Mit dem Hinweis auf die Überflüssigkeit von Selbstliebe ist natürlich auch nicht gemeint, man solle nunmehr Nächstenliebe ohne Rücksicht auf eigene Verluste betreiben. Es kommt ja durchaus auch vor, dass derjenige, von dem Hilfe beansprucht wird, selber am meisten in Not ist und man ihm nur raten kann, auch seinen eigenen Bedürfnissen Rechnung zu tragen. Nächstenliebe ist nur sinnvoll, wenn sie nachhaltig ausgeübt werden kann. Aber auch hier kann man nicht – so nahe es liegen und so fromm es klingen mag – mit „Gottes Willen“ argumentieren, etwa er könne doch nicht wollen, dass man sich selber kaputt macht. Vielmehr ist das „Helfersyndrom“ von vornherein eine Form von Raubbau und bereits deshalb nicht zu verantworten.

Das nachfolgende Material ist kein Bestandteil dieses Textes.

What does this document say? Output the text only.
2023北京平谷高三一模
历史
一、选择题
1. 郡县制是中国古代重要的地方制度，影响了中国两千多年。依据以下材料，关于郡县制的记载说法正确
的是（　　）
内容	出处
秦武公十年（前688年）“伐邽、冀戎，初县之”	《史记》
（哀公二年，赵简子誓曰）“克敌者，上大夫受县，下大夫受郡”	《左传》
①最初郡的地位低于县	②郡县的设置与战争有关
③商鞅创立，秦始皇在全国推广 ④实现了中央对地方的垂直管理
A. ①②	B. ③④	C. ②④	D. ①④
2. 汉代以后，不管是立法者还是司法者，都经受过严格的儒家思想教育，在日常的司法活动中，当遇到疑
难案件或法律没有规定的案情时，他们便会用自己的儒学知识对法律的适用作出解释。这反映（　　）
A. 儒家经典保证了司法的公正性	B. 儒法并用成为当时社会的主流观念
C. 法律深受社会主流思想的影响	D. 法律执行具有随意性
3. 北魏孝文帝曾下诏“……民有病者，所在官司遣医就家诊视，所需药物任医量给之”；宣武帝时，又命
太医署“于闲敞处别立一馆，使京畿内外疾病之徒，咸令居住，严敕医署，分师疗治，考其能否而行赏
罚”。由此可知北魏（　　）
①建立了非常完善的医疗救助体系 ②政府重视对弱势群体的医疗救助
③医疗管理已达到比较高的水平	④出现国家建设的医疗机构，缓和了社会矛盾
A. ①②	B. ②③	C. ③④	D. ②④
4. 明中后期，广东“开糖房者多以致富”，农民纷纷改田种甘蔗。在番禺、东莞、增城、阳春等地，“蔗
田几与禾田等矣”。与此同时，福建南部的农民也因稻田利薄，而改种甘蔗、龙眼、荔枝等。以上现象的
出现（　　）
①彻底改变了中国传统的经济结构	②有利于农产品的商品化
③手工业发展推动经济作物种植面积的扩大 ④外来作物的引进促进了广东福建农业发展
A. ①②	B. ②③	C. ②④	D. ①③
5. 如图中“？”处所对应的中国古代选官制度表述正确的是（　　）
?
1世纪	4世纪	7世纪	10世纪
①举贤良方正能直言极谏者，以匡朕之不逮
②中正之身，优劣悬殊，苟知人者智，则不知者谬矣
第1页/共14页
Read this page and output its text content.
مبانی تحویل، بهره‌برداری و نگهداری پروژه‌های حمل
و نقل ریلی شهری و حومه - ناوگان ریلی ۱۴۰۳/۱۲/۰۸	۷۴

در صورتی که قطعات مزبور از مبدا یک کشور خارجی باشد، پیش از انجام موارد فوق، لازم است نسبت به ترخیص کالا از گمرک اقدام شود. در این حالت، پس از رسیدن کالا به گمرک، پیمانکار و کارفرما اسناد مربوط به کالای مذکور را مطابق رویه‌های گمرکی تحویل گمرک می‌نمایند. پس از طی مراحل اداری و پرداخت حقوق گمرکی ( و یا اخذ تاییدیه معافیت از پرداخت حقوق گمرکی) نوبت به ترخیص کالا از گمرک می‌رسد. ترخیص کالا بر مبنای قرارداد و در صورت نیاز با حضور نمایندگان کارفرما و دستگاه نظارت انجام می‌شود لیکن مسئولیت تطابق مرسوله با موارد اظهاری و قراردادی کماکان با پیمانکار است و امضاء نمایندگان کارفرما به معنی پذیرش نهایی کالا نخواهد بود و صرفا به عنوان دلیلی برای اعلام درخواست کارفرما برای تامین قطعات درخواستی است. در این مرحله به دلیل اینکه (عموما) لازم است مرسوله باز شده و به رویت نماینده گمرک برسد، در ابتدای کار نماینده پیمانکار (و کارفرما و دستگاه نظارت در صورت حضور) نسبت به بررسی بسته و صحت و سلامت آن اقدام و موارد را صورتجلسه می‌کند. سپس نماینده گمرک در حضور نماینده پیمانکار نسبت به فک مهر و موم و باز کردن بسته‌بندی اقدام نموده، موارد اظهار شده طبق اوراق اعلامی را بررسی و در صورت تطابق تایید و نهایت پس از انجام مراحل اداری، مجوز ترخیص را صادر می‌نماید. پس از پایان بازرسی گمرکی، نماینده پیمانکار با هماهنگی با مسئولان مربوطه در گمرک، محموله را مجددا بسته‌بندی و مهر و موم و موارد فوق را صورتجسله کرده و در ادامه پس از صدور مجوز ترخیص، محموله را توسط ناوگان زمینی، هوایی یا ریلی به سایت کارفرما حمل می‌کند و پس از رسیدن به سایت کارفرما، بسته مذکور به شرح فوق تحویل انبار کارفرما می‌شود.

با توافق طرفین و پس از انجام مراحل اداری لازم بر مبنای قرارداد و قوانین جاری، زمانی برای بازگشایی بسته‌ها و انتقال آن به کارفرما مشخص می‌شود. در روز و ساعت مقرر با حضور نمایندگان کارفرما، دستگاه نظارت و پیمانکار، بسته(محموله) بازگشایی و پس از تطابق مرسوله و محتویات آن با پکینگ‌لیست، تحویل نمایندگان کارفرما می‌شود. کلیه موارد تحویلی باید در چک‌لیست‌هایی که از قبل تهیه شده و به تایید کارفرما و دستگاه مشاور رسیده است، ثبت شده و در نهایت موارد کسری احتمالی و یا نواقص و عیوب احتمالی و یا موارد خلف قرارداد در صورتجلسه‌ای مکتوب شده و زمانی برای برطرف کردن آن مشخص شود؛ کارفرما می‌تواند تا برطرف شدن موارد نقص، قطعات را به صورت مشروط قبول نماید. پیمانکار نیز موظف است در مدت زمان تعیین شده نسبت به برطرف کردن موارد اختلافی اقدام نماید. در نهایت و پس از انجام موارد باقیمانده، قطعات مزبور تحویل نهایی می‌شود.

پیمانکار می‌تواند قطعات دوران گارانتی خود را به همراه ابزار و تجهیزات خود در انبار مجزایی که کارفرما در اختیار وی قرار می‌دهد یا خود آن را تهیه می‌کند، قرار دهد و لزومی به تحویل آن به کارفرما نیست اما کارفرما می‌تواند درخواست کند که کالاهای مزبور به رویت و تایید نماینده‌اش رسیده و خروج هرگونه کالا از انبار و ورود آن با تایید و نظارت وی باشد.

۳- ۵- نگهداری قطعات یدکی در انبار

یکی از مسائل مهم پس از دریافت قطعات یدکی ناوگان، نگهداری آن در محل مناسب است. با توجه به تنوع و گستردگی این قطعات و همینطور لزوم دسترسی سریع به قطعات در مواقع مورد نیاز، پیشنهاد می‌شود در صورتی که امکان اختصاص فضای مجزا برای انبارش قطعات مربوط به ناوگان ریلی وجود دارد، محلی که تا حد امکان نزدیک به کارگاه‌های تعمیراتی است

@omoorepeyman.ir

Den Nächsten „wie sich selbst“ lieben setzt keine Liebe „zu sich selbst“ voraus. Vielmehr verweist dieser Ausdruck auf die Fähigkeit, sich selbst in die Situation eines anderen hinein zu versetzen und sich daraufhin zu ihm zu verhalten, wie man es sich wünschte, wenn man selbst an seiner Stelle wäre. Diese Fähigkeit ist grundlegend für unser Menschsein. Sie ist die Voraussetzung für unsere Sozialität. Wir Menschen sind in der Lage, einander in unserem eigenen Inneren zu repräsentieren und uns mit der Freude anderer mit zu freuen, aber auch mit dem Leid anderer mit zu leiden (vgl. Röm 12,15). Dies drückt auch ein Sprichwort aus, das mir als eine Zusammenfassung aller Weisheit erscheinen möchte: „Geteilte Freude ist doppelte Freude, geteiltes Leid ist halbes Leid.“ Dieter Suhr hat dies als „aufrechte Repräsentation“ bezeichnet, im Unterschied zur „verkehrten“, die in der Freude am Misserfolg anderer und im Ärger über ihren Erfolg bestünde. Und wenn andere Menschen zuweilen gar nicht im Inneren anderer repräsentiert sind, muss man sich nicht wundern, dass sie dann dadurch auf sich aufmerksam machen, dass sie mit Steinen werfen.
(12)

Die Frage des Schriftgelehrten „wer ist mein Nächster“ hat Jesus im Lukasevangelium zunächst mit der Geschichte von einem Mann, der unter die Räuber gefallen war, und dem Priester, dem Leviten und dem barmherzigen Samariter beantwortet (Lk 10,30–35). Dann hat er die Frage des Schriftgelehrten umformuliert: „Was meinst du: Wer von diesen dreien hat sich als
[54>] der Nächste dessen erwiesen, der von den Räubern überfallen wurde?“ (v. 36) Es geht darum, nicht sich selber zum Mittelpunkt zu machen und zu sehen, bis zu einem wie weiten Umkreis man noch mit seinen „Nächsten“ zu tun hat. Hinter dieser Frage steckt wohl die Furcht, wenn der Kreis zu weit zu ziehen ist, überfordert zu werden. Nach Jesu Antwort soll vielmehr der Mensch, der am meisten in Not ist und am meisten der Hilfe bedarf, im Mittelpunkt stehen, und derjenige, der ihm helfen kann, soll ihm tatsächlich helfen und sich so als sein Nächster erweisen. Das Gleichnis weist allerdings ausdrücklich daraufhin, dass es auch in der Nächstenliebe eine Arbeitsteilung geben kann (v. 35).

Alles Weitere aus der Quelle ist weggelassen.